Visión ultra-rápida por eventos y sin fotogramas. Aplicación a automoción y robótica cognitiva antropomorfa
The great potential of the AER (Address Event Representation) technology for very high speed vision sensing and processing as well as for mechanical actuators and motors control in Neuro-robotics has been manifested in prior national and european projects. In conventional vision, a video camera captures sequences of still frames or images, each of which has to be processed by sophisticated algorithms if automatic recognition tasks are desired (in automotion, robotics, etc).
AER is based on a different concept which mimics the structure and information coding of the brain. In AER each sensor pixel sends information events when it detects a given level of a visual property (motion, contrast, luminance, …).

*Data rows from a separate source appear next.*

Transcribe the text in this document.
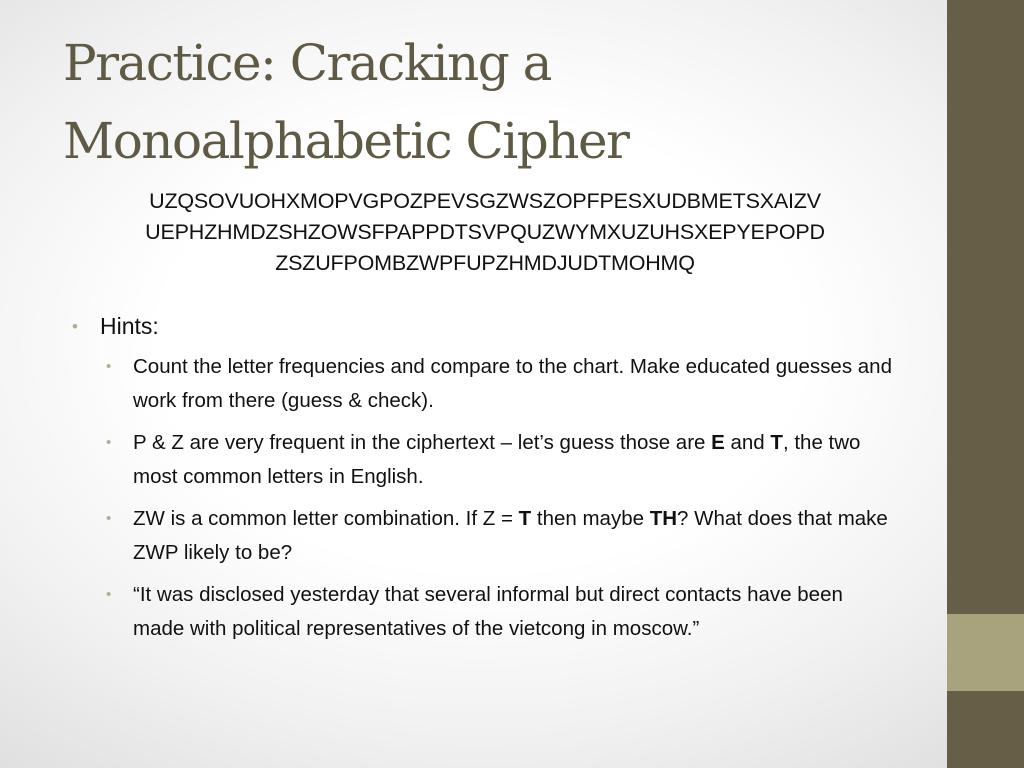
Practice: Cracking a Monoalphabetic Cipher
UZQSOVUOHXMOPVGPOZPEVSGZWSZOPFPESXUDBMETSXAIZV
UEPHZHMDZSHZOWSFPAPPDTSVPQUZWYMXUZUHSXEPYEPOPD
ZSZUFPOMBZWPFUPZHMDJUDTMOHMQ
• Hints:
• Count the letter frequencies and compare to the chart. Make educated guesses and work from there (guess & check).
• P & Z are very frequent in the ciphertext – let’s guess those are E and T, the two most common letters in English.
• ZW is a common letter combination. If Z = T then maybe TH? What does that make ZWP likely to be?
• “It was disclosed yesterday that several informal but direct contacts have been made with political representatives of the vietcong in moscow.”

This way, the sensor output is a continuous flow of information (spatial and temporal) which is not restricted to discrete frames.

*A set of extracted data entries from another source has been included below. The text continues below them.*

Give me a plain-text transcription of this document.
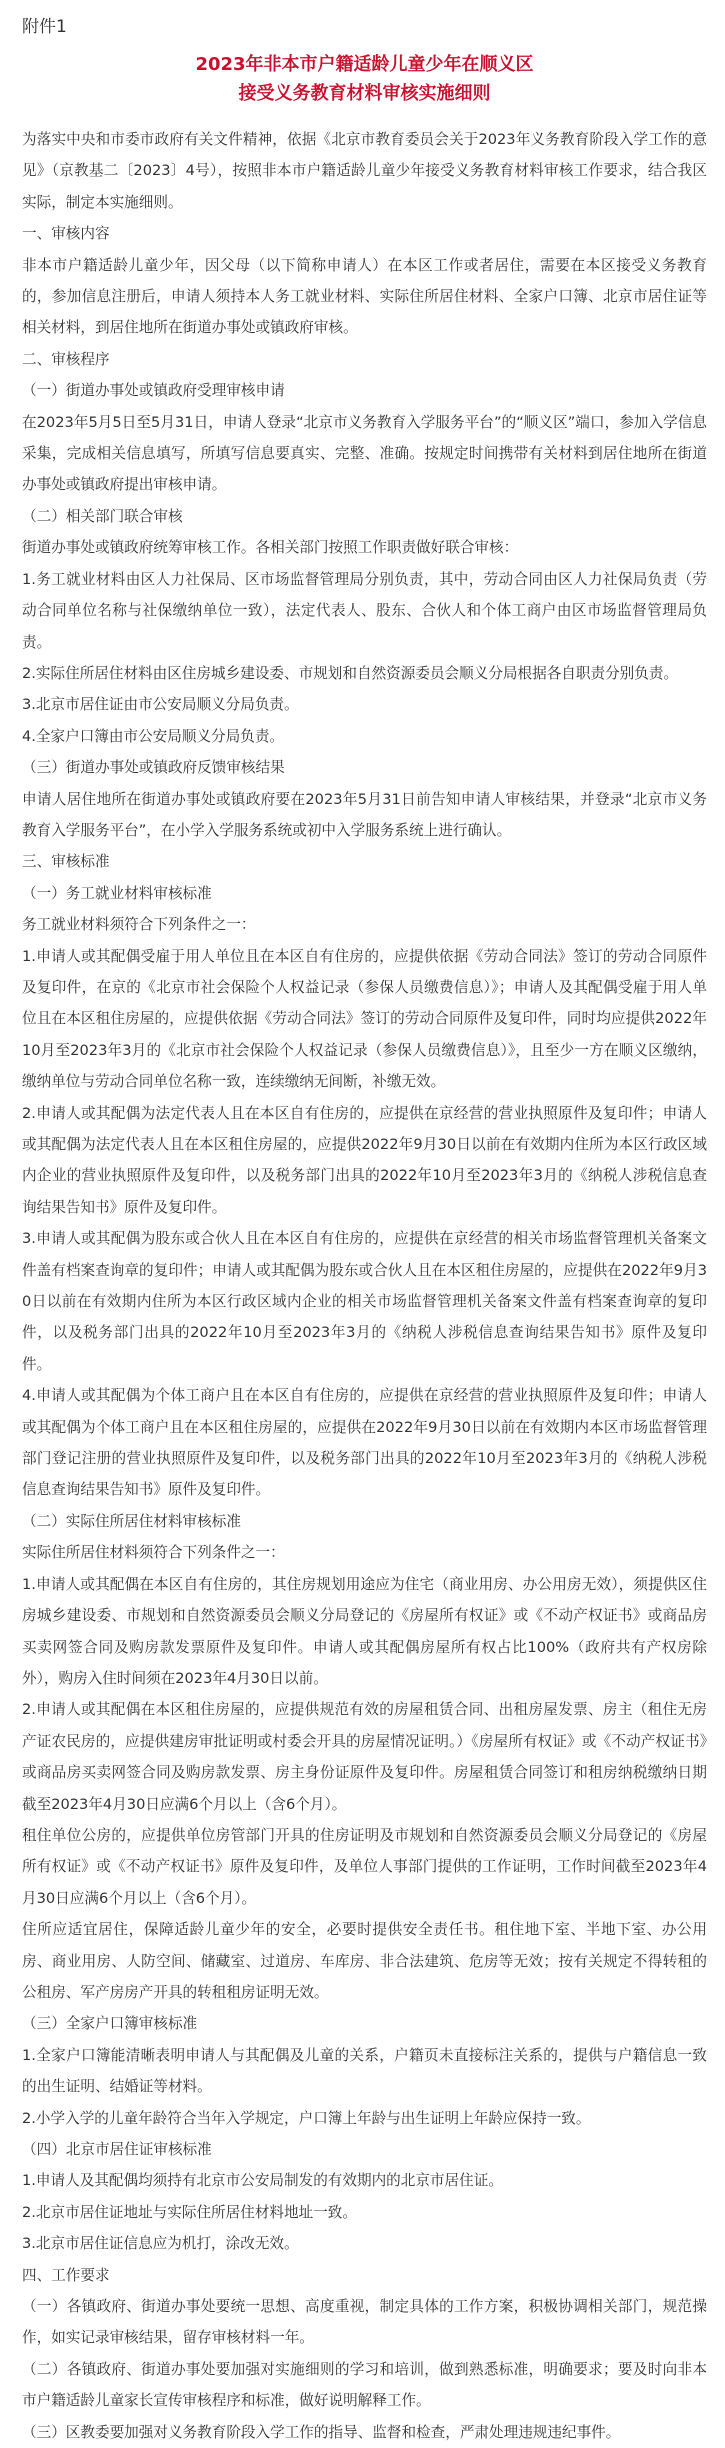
附件1
2023年非本市户籍适龄儿童少年在顺义区
接受义务教育材料审核实施细则

为落实中央和市委市政府有关文件精神，依据《北京市教育委员会关于2023年义务教育阶段入学工作的意见》（京教基二〔2023〕4号），按照非本市户籍适龄儿童少年接受义务教育材料审核工作要求，结合我区实际，制定本实施细则。

一、审核内容

非本市户籍适龄儿童少年，因父母（以下简称申请人）在本区工作或者居住，需要在本区接受义务教育的，参加信息注册后，申请人须持本人务工就业材料、实际住所居住材料、全家户口簿、北京市居住证等相关材料，到居住地所在街道办事处或镇政府审核。

二、审核程序

（一）街道办事处或镇政府受理审核申请

在2023年5月5日至5月31日，申请人登录“北京市义务教育入学服务平台”的“顺义区”端口，参加入学信息采集，完成相关信息填写，所填写信息要真实、完整、准确。按规定时间携带有关材料到居住地所在街道办事处或镇政府提出审核申请。

（二）相关部门联合审核

街道办事处或镇政府统筹审核工作。各相关部门按照工作职责做好联合审核：

1.务工就业材料由区人力社保局、区市场监督管理局分别负责，其中，劳动合同由区人力社保局负责（劳动合同单位名称与社保缴纳单位一致），法定代表人、股东、合伙人和个体工商户由区市场监督管理局负责。

2.实际住所居住材料由区住房城乡建设委、市规划和自然资源委员会顺义分局根据各自职责分别负责。

3.北京市居住证由市公安局顺义分局负责。

4.全家户口簿由市公安局顺义分局负责。

（三）街道办事处或镇政府反馈审核结果

申请人居住地所在街道办事处或镇政府要在2023年5月31日前告知申请人审核结果，并登录“北京市义务教育入学服务平台”，在小学入学服务系统或初中入学服务系统上进行确认。

三、审核标准

（一）务工就业材料审核标准

务工就业材料须符合下列条件之一：

1.申请人或其配偶受雇于用人单位且在本区自有住房的，应提供依据《劳动合同法》签订的劳动合同原件及复印件，在京的《北京市社会保险个人权益记录（参保人员缴费信息）》；申请人及其配偶受雇于用人单位且在本区租住房屋的，应提供依据《劳动合同法》签订的劳动合同原件及复印件，同时均应提供2022年10月至2023年3月的《北京市社会保险个人权益记录（参保人员缴费信息）》，且至少一方在顺义区缴纳，缴纳单位与劳动合同单位名称一致，连续缴纳无间断，补缴无效。

2.申请人或其配偶为法定代表人且在本区自有住房的，应提供在京经营的营业执照原件及复印件；申请人或其配偶为法定代表人且在本区租住房屋的，应提供2022年9月30日以前在有效期内住所为本区行政区域内企业的营业执照原件及复印件，以及税务部门出具的2022年10月至2023年3月的《纳税人涉税信息查询结果告知书》原件及复印件。

3.申请人或其配偶为股东或合伙人且在本区自有住房的，应提供在京经营的相关市场监督管理机关备案文件盖有档案查询章的复印件；申请人或其配偶为股东或合伙人且在本区租住房屋的，应提供在2022年9月30日以前在有效期内住所为本区行政区域内企业的相关市场监督管理机关备案文件盖有档案查询章的复印件，以及税务部门出具的2022年10月至2023年3月的《纳税人涉税信息查询结果告知书》原件及复印件。

4.申请人或其配偶为个体工商户且在本区自有住房的，应提供在京经营的营业执照原件及复印件；申请人或其配偶为个体工商户且在本区租住房屋的，应提供在2022年9月30日以前在有效期内本区市场监督管理部门登记注册的营业执照原件及复印件，以及税务部门出具的2022年10月至2023年3月的《纳税人涉税信息查询结果告知书》原件及复印件。

（二）实际住所居住材料审核标准

实际住所居住材料须符合下列条件之一：

1.申请人或其配偶在本区自有住房的，其住房规划用途应为住宅（商业用房、办公用房无效），须提供区住房城乡建设委、市规划和自然资源委员会顺义分局登记的《房屋所有权证》或《不动产权证书》或商品房买卖网签合同及购房款发票原件及复印件。申请人或其配偶房屋所有权占比100%（政府共有产权房除外），购房入住时间须在2023年4月30日以前。

2.申请人或其配偶在本区租住房屋的，应提供规范有效的房屋租赁合同、出租房屋发票、房主（租住无房产证农民房的，应提供建房审批证明或村委会开具的房屋情况证明。）《房屋所有权证》或《不动产权证书》或商品房买卖网签合同及购房款发票、房主身份证原件及复印件。房屋租赁合同签订和租房纳税缴纳日期截至2023年4月30日应满6个月以上（含6个月）。

租住单位公房的，应提供单位房管部门开具的住房证明及市规划和自然资源委员会顺义分局登记的《房屋所有权证》或《不动产权证书》原件及复印件，及单位人事部门提供的工作证明，工作时间截至2023年4月30日应满6个月以上（含6个月）。

住所应适宜居住，保障适龄儿童少年的安全，必要时提供安全责任书。租住地下室、半地下室、办公用房、商业用房、人防空间、储藏室、过道房、车库房、非合法建筑、危房等无效；按有关规定不得转租的公租房、军产房房产开具的转租租房证明无效。

（三）全家户口簿审核标准

1.全家户口簿能清晰表明申请人与其配偶及儿童的关系，户籍页未直接标注关系的，提供与户籍信息一致的出生证明、结婚证等材料。

2.小学入学的儿童年龄符合当年入学规定，户口簿上年龄与出生证明上年龄应保持一致。

（四）北京市居住证审核标准

1.申请人及其配偶均须持有北京市公安局制发的有效期内的北京市居住证。

2.北京市居住证地址与实际住所居住材料地址一致。

3.北京市居住证信息应为机打，涂改无效。

四、工作要求

（一）各镇政府、街道办事处要统一思想、高度重视，制定具体的工作方案，积极协调相关部门，规范操作，如实记录审核结果，留存审核材料一年。

（二）各镇政府、街道办事处要加强对实施细则的学习和培训，做到熟悉标准，明确要求；要及时向非本市户籍适龄儿童家长宣传审核程序和标准，做好说明解释工作。

（三）区教委要加强对义务教育阶段入学工作的指导、监督和检查，严肃处理违规违纪事件。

This continuous flow of visual information is sent to a hierarchical structure, which mimics the neurocortex, and extracts relevant information in a continuous and parallel manner event after event, without waiting for frames. The AER philosophy allows to assemble scalable neurocortical systems: for example, to augment the catalog of known objects one only needs to add more AER modules in parallel which does not degrade speed (as happens in the brain).
Presently there exists a reduced but growing number of research groups worldwide working over the AER technology premises. A great variety of sensors (not only visual) have been built, the first neurocortical processing microchips have been developed, and there are starting to appear the first developments for applying AER to mechanical actuation in robotics and other applications. In recent research projects (national and european) the research teams of the present proposal have developed several vision sensors, have developed the first sufficiently generic programmable reconfigurable neurocortical processing modules to allow assembly of neurocortical structures for 3D object recognition, and have contributed to the development of motor control in robotics applications. Very high speed object recognition has been proven, as well as the modularity and scalability properties of AER systems.
However, until now, all developed elements are quite experimental, oriented more towards proof of concepts, and without integrating everything for applications of industrial interest. The objective of the present proposal is to perform the necessary steps for developing a set of demonstrators to validate this vision and mechanical actuating sensing and processing technique for applications of interest in the industrial sector.
Specifically, two application sectors have been selected. The first one is automotion where we intend to develop a compact and cheap demonstrator capable of performing certain high speed recognition tasks. The second one is robotics where we intend to develop several demonstrators for high-speed visual-motor coordination.